Realidades díspares à parte, chama a atenção esse engajamento dos pais com a vida escolar dos filhos, muito explorado também por filmes e séries dos Estados Unidos. Os pais não ocupam apenas os assentos da plateia em apresentações de teatro ou feiras de artes e de ciências. Eles precisam participar ativamente dos preparativos, em um processo que agrega famílias, estudantes, professores e toda a comunidade.

Não é algo cultural no Brasil, bem longe disso, e os casos de proximidade entre família e escola são raros tanto na rede pública quanto na particular. A esperança é que isso mude a partir da experiência radical do fechamento das escolas e das vivências de um de ensino exclusivamente remoto por praticamente um ano no Brasil. Em meio à tragédia da educação na pandemia, a aproximação entre pais e escolas seria não só o lado cheio do copo como uma ferramenta essencial no processo de recuperação.

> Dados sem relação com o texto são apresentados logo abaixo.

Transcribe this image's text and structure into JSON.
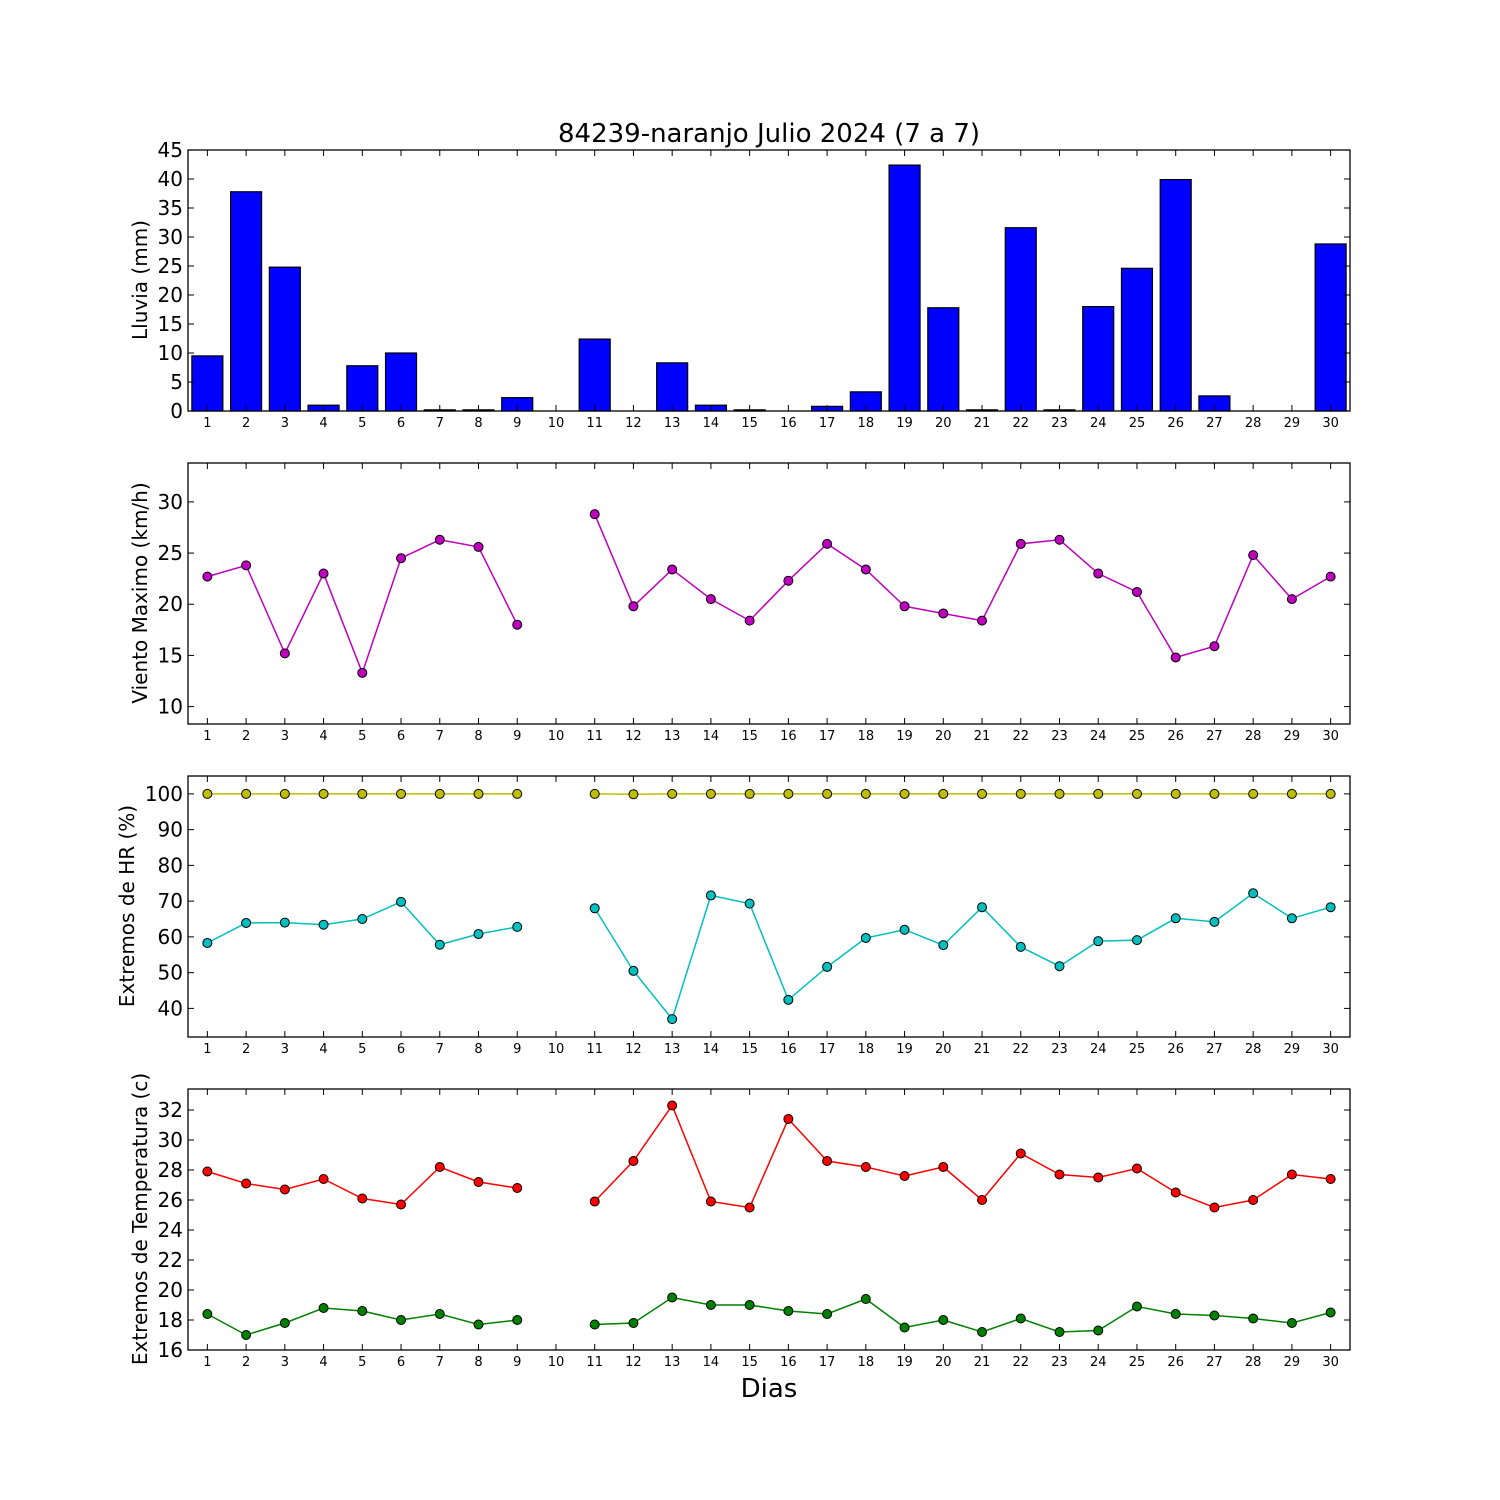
{
  "chart_data": [
    {
      "type": "bar",
      "title": "84239-naranjo Julio 2024  (7 a 7)",
      "ylabel": "Lluvia (mm)",
      "xlabel": "",
      "categories": [
        "1",
        "2",
        "3",
        "4",
        "5",
        "6",
        "7",
        "8",
        "9",
        "10",
        "11",
        "12",
        "13",
        "14",
        "15",
        "16",
        "17",
        "18",
        "19",
        "20",
        "21",
        "22",
        "23",
        "24",
        "25",
        "26",
        "27",
        "28",
        "29",
        "30"
      ],
      "x": [
        1,
        2,
        3,
        4,
        5,
        6,
        7,
        8,
        9,
        10,
        11,
        12,
        13,
        14,
        15,
        16,
        17,
        18,
        19,
        20,
        21,
        22,
        23,
        24,
        25,
        26,
        27,
        28,
        29,
        30
      ],
      "values": [
        9.5,
        37.8,
        24.8,
        1.0,
        7.8,
        10.0,
        0.2,
        0.2,
        2.3,
        0,
        12.4,
        0,
        8.3,
        1.0,
        0.2,
        0,
        0.8,
        3.3,
        42.4,
        17.8,
        0.2,
        31.6,
        0.2,
        18.0,
        24.6,
        39.9,
        2.6,
        0,
        0,
        28.8
      ],
      "color": "#0000ff",
      "ylim": [
        0,
        45
      ],
      "yticks": [
        0,
        5,
        10,
        15,
        20,
        25,
        30,
        35,
        40,
        45
      ],
      "xlim": [
        0.5,
        30.5
      ]
    },
    {
      "type": "line",
      "ylabel": "Viento Maximo (km/h)",
      "xlabel": "",
      "x": [
        1,
        2,
        3,
        4,
        5,
        6,
        7,
        8,
        9,
        10,
        11,
        12,
        13,
        14,
        15,
        16,
        17,
        18,
        19,
        20,
        21,
        22,
        23,
        24,
        25,
        26,
        27,
        28,
        29,
        30
      ],
      "series": [
        {
          "values": [
            22.7,
            23.8,
            15.2,
            23.0,
            13.3,
            24.5,
            26.3,
            25.6,
            18.0,
            null,
            28.8,
            19.8,
            23.4,
            20.5,
            18.4,
            22.3,
            25.9,
            23.4,
            19.8,
            19.1,
            18.4,
            25.9,
            26.3,
            23.0,
            21.2,
            14.8,
            15.9,
            24.8,
            20.5,
            22.7
          ],
          "color": "#bf00bf"
        }
      ],
      "ylim": [
        8.3,
        33.8
      ],
      "yticks": [
        10,
        15,
        20,
        25,
        30
      ],
      "xlim": [
        0.5,
        30.5
      ]
    },
    {
      "type": "line",
      "ylabel": "Extremos de HR (%)",
      "xlabel": "",
      "x": [
        1,
        2,
        3,
        4,
        5,
        6,
        7,
        8,
        9,
        10,
        11,
        12,
        13,
        14,
        15,
        16,
        17,
        18,
        19,
        20,
        21,
        22,
        23,
        24,
        25,
        26,
        27,
        28,
        29,
        30
      ],
      "series": [
        {
          "values": [
            100,
            100,
            100,
            100,
            100,
            100,
            100,
            100,
            100,
            null,
            100,
            99.9,
            100,
            100,
            100,
            100,
            100,
            100,
            100,
            100,
            100,
            100,
            100,
            100,
            100,
            100,
            100,
            100,
            100,
            100
          ],
          "color": "#bfbf00"
        },
        {
          "values": [
            58.3,
            63.9,
            64.0,
            63.4,
            65.0,
            69.8,
            57.8,
            60.8,
            62.8,
            null,
            68.0,
            50.5,
            37.0,
            71.6,
            69.3,
            42.4,
            51.6,
            59.7,
            62.0,
            57.7,
            68.3,
            57.2,
            51.8,
            58.8,
            59.1,
            65.2,
            64.2,
            72.2,
            65.2,
            68.3
          ],
          "color": "#00bfbf"
        }
      ],
      "ylim": [
        32,
        105
      ],
      "yticks": [
        40,
        50,
        60,
        70,
        80,
        90,
        100
      ],
      "xlim": [
        0.5,
        30.5
      ]
    },
    {
      "type": "line",
      "ylabel": "Extremos de Temperatura (c)",
      "xlabel": "Dias",
      "x": [
        1,
        2,
        3,
        4,
        5,
        6,
        7,
        8,
        9,
        10,
        11,
        12,
        13,
        14,
        15,
        16,
        17,
        18,
        19,
        20,
        21,
        22,
        23,
        24,
        25,
        26,
        27,
        28,
        29,
        30
      ],
      "series": [
        {
          "values": [
            27.9,
            27.1,
            26.7,
            27.4,
            26.1,
            25.7,
            28.2,
            27.2,
            26.8,
            null,
            25.9,
            28.6,
            32.3,
            25.9,
            25.5,
            31.4,
            28.6,
            28.2,
            27.6,
            28.2,
            26.0,
            29.1,
            27.7,
            27.5,
            28.1,
            26.5,
            25.5,
            26.0,
            27.7,
            27.4
          ],
          "color": "#ff0000"
        },
        {
          "values": [
            18.4,
            17.0,
            17.8,
            18.8,
            18.6,
            18.0,
            18.4,
            17.7,
            18.0,
            null,
            17.7,
            17.8,
            19.5,
            19.0,
            19.0,
            18.6,
            18.4,
            19.4,
            17.5,
            18.0,
            17.2,
            18.1,
            17.2,
            17.3,
            18.9,
            18.4,
            18.3,
            18.1,
            17.8,
            18.5
          ],
          "color": "#008000"
        }
      ],
      "ylim": [
        16,
        33.4
      ],
      "yticks": [
        16,
        18,
        20,
        22,
        24,
        26,
        28,
        30,
        32
      ],
      "xlim": [
        0.5,
        30.5
      ]
    }
  ]
}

Um projeto divulgado nesta semana pela Prefeitura de São Paulo, se bem conduzido, pode caminhar nessa direção. Serão contratadas 5.000 mães de alunos para reforçar, nas escolas municipais, a aplicação dos protocolos de saúde, como medição de temperatura e controle do distanciamento social e do uso de máscaras. A exigência é de que as mulheres tenham entre 18 e 50 anos e que estejam desempregadas há pelo menos quatro meses. O contrato é de seis meses, com um salário de R$ 1.155 para 30 horas semanais, sendo 24 horas nas funções nas escolas e seis horas de cursos de qualificação profissional. Cada unidade deverá contar com pelo menos três mães.

No anúncio oficial, o secretário de Educação, Fernando Padula, abordou o aspecto econômico da medida, em meio ao agravamento do desemprego. Também se destacou como a presença das mães pode reduzir o medo do retorno presencial. São pontos essenciais, de fato. Escolas particulares têm conseguido amainar os ânimos em meio às decisões polêmicas da pandemia a partir do respaldo de comissões de pais que oferecem apoio tanto para questões financeiras quanto nas relativas à saúde.

Será preciso, contudo, que essa relação se consolide para além da pandemia e das decisões mais administrativas. Os pais devem estar mergulhados no projeto pedagógico das escolas, e isso não significa sentar ao lado do filho na aula remota ou ajudar a fazer a lição de casa. Também não é apenas medir a temperatura ou dar bronca em grupos que se aglomeram no recreio. Mas, a partir dessas experiências cotidianas, se colocar como parte da comunidade escolar e entender que caminhos os filhos seguem na educação. É deixar de lado o papel daquele que observa passivamente ou só reclama, para se colocar como parceiro dos educadores.

No centenário da Folha, que se completa nesta sexta-feira (19), aproveito para homenagear o jornal no qual trabalho há mais de duas décadas lembrando que o convite para escrever esta coluna veio com a proposta de que eu partisse não só do olhar de repórter, mas também do de mãe. Dentre as tantas qualidades da Folha que eu poderia apontar, escolho hoje a clareza de que a educação deve ser assunto prioritário no país e a aposta no olhar dos pais como essencial para esse debate.